Richard J. Perr

Representative Matters

  • Szczurek v. Prof’l Mgmt., No. 14-4775, 2015 U.S. App. LEXIS 17245 (3d Cir. September 10, 2015) (In an FDCPA action, debt collector was entitled to judgment on the pleadings under Fed. R. Civ. P. 12(c), because court disagreed with debtor’s interpretation of a sentence in a debt collection letter as misleading and declined to hold debt collector liable for failing to notify consumers of rights above and beyond what was required by the FDCPA).
  • Douglass v. Convergent Outsourcing, No. 13-3588, 765 F.3d 299 (3d Cir. 2014) (The district court erred in granting the debt collector summary judgment on the debtor’s 15 U.S.C. § 1692f(8) claim where the disclosure of the account number implicated a core concern of the FDCPA, i.e., invasion of privacy, and thus, its disclosure was not benign).
  • Seamans v. Temple Univ., No. 12-4298, 744 F.3d 853 (3d Cir. 2013) (In this FCRA action, the grant of summary judgment to the university was vacated; once the borrower’s loan had been repaid, the trade line pertaining to the Loan should have “aged off” his credit report pursuant to 15 U.S.C. § 1681c(a)(4), because the Loan by that time had been placed for collection more than seven years prior).
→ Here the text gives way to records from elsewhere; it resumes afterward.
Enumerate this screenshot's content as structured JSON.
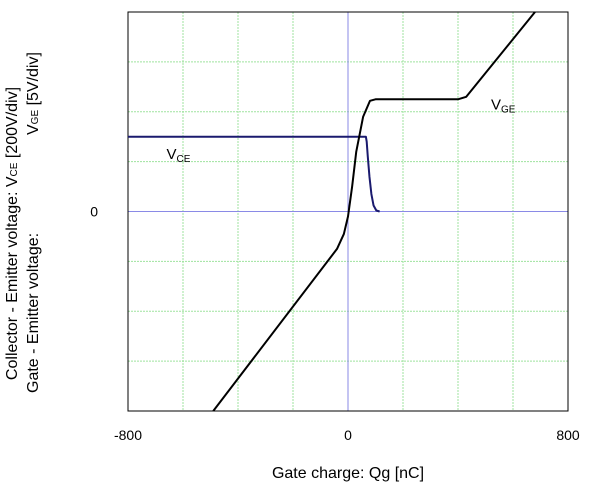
{
  "chart_data": {
    "type": "line",
    "xlabel": "Gate charge: Qg [nC]",
    "ylabel_line1": "Collector - Emitter voltage: V",
    "ylabel_line1_sub": "CE",
    "ylabel_line1_unit": " [200V/div]",
    "ylabel_line2": "Gate - Emitter voltage:",
    "ylabel_line2_extra": "V",
    "ylabel_line2_sub": "GE",
    "ylabel_line2_unit": " [5V/div]",
    "xlim": [
      -800,
      800
    ],
    "ylim": [
      -4,
      4
    ],
    "x_ticks": [
      {
        "value": -800,
        "label": "-800"
      },
      {
        "value": 0,
        "label": "0"
      },
      {
        "value": 800,
        "label": "800"
      }
    ],
    "y_ticks": [
      {
        "value": 0,
        "label": "0"
      }
    ],
    "grid": true,
    "x_grid_step": 200,
    "y_grid_step": 1,
    "annotations": [
      {
        "id": "vce",
        "main": "V",
        "sub": "CE",
        "x": -660,
        "y": 1.05
      },
      {
        "id": "vge",
        "main": "V",
        "sub": "GE",
        "x": 520,
        "y": 2.05
      }
    ],
    "series": [
      {
        "id": "vce-curve",
        "color": "#1a1a6e",
        "points": [
          [
            -800,
            1.5
          ],
          [
            65,
            1.5
          ],
          [
            68,
            1.4
          ],
          [
            72,
            1.1
          ],
          [
            78,
            0.7
          ],
          [
            85,
            0.35
          ],
          [
            93,
            0.12
          ],
          [
            103,
            0.02
          ],
          [
            115,
            0.0
          ]
        ]
      },
      {
        "id": "vge-curve",
        "color": "#000000",
        "points": [
          [
            -490,
            -4.0
          ],
          [
            -40,
            -0.75
          ],
          [
            -15,
            -0.45
          ],
          [
            0,
            -0.1
          ],
          [
            15,
            0.5
          ],
          [
            30,
            1.2
          ],
          [
            55,
            1.9
          ],
          [
            80,
            2.22
          ],
          [
            100,
            2.25
          ],
          [
            400,
            2.25
          ],
          [
            430,
            2.3
          ],
          [
            680,
            4.0
          ]
        ]
      }
    ]
  }
}
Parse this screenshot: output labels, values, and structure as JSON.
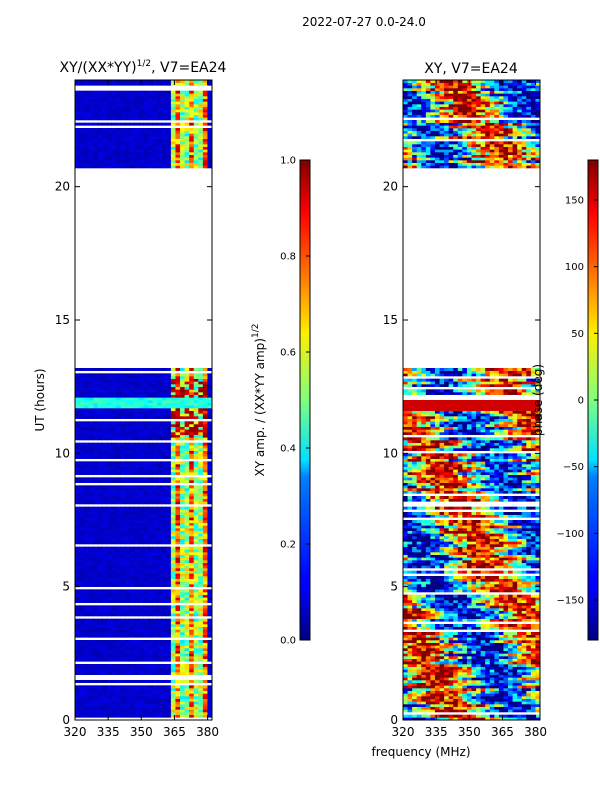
{
  "suptitle": "2022-07-27 0.0-24.0",
  "xlabel_shared": "frequency (MHz)",
  "chart_data": [
    {
      "type": "heatmap",
      "title_main": "XY/(XX*YY)",
      "title_exp": "1/2",
      "title_suffix": ", V7=EA24",
      "xlabel": "frequency (MHz)",
      "ylabel": "UT (hours)",
      "xlim": [
        320,
        382
      ],
      "ylim": [
        0,
        24
      ],
      "xticks": [
        "320",
        "335",
        "350",
        "365",
        "380"
      ],
      "xtick_values": [
        320,
        335,
        350,
        365,
        380
      ],
      "yticks": [
        "0",
        "5",
        "10",
        "15",
        "20"
      ],
      "ytick_values": [
        0,
        5,
        10,
        15,
        20
      ],
      "data_gap_hours": [
        13.2,
        20.7
      ],
      "colorbar": {
        "label_main": "XY amp. / (XX*YY amp)",
        "label_exp": "1/2",
        "range": [
          0.0,
          1.0
        ],
        "ticks": [
          "0.0",
          "0.2",
          "0.4",
          "0.6",
          "0.8",
          "1.0"
        ],
        "tick_values": [
          0.0,
          0.2,
          0.4,
          0.6,
          0.8,
          1.0
        ]
      }
    },
    {
      "type": "heatmap",
      "title": "XY, V7=EA24",
      "xlabel": "frequency (MHz)",
      "ylabel": "",
      "xlim": [
        320,
        382
      ],
      "ylim": [
        0,
        24
      ],
      "xticks": [
        "320",
        "335",
        "350",
        "365",
        "380"
      ],
      "xtick_values": [
        320,
        335,
        350,
        365,
        380
      ],
      "yticks": [
        "0",
        "5",
        "10",
        "15",
        "20"
      ],
      "ytick_values": [
        0,
        5,
        10,
        15,
        20
      ],
      "data_gap_hours": [
        13.2,
        20.7
      ],
      "colorbar": {
        "label": "phase (deg)",
        "range": [
          -180,
          180
        ],
        "ticks": [
          "−150",
          "−100",
          "−50",
          "0",
          "50",
          "100",
          "150"
        ],
        "tick_values": [
          -150,
          -100,
          -50,
          0,
          50,
          100,
          150
        ]
      }
    }
  ]
}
  • Caprio v. Healthcare Revenue Recovery Group, LLC, No. 12-1846, 709 F.3d 142 (3d Cir. 2013) (Based on the court’s interpretation of a collection letter from the perspective of the applicable “least sophisticated debtor,” it determined that the substance and the form of the letter overshadowed and contradicted the validation notice, contrary to 15 U.S.C. § 1692g. It was deceptive because it could be read to have two or more meanings).
  • Lesher v. Law Offices of Mitchell N. Kay, PC, No. 10-3194, 650 F.3d 993 (3d Cir. 2011), cert. denied, 2012 U.S. LEXIS 967 (Jan. 23, 2012) (Two debt collection letters from a law firm, acting as a debt collector, were deceptive in violation of the FDCPA because they falsely implied that an attorney was involved in collecting the debt, and the least sophisticated debtor would reasonably believe that an attorney had reviewed the file and determined that legal action was appropriate).
  • Rosenau v. Unifund Corp., No. 07-3019, 539 F.3d 218 (3d Cir. 2008) (Judgment on the pleadings was improperly entered for debt collector as to consumer’s deceptive practices claims under 15 U.S.C. § 1692e(3), (10). Factual dispute existed as to whether least sophisticated consumer would think that collection letter signed “Legal Department” necessarily meant that attorney was involved in writing or sending letter).
  • Orson, Inc. v. Miramax Film Corp., No. 97-1994, 189 F.3d 377 (3d Cir. 1999), cert. denied, 2000 U.S. LEXIS 1869 (March 6, 2000) (State statute banning exclusivity in motion picture distribution after 42 days was preempted by Copyright Act; state cannot control distribution of copyrighted work contrary to statutory exclusive distribution rights).
  • Counseled client through the purchase of a debt portfolio with a face value of $2.4 billion. Fast-paced transaction with an end-of-the-year deadline.
  • Successfully forced plaintiff’s counsel to resolve a substantial class action on an individual basis, which dramatically lowered the exposure to the client. Because the nature of the case changed from a class action to a single plaintiff lawsuit the client was only required to pay a nominal settlement.
  • Obtained summary judgment on behalf of a leasing company sued as a result of a multiple fatality motor vehicle accident.  Plaintiffs alleged that the leasing company’s failure to maintain its own insurance policy on the vehicle made it responsible under a state statute requiring such companies to have insurance to pay for the damages caused by the driver of the vehicle.  The court agreed with the leasing company and ruled that noncompliance with the statute did not create a private right of action by the Plaintiffs.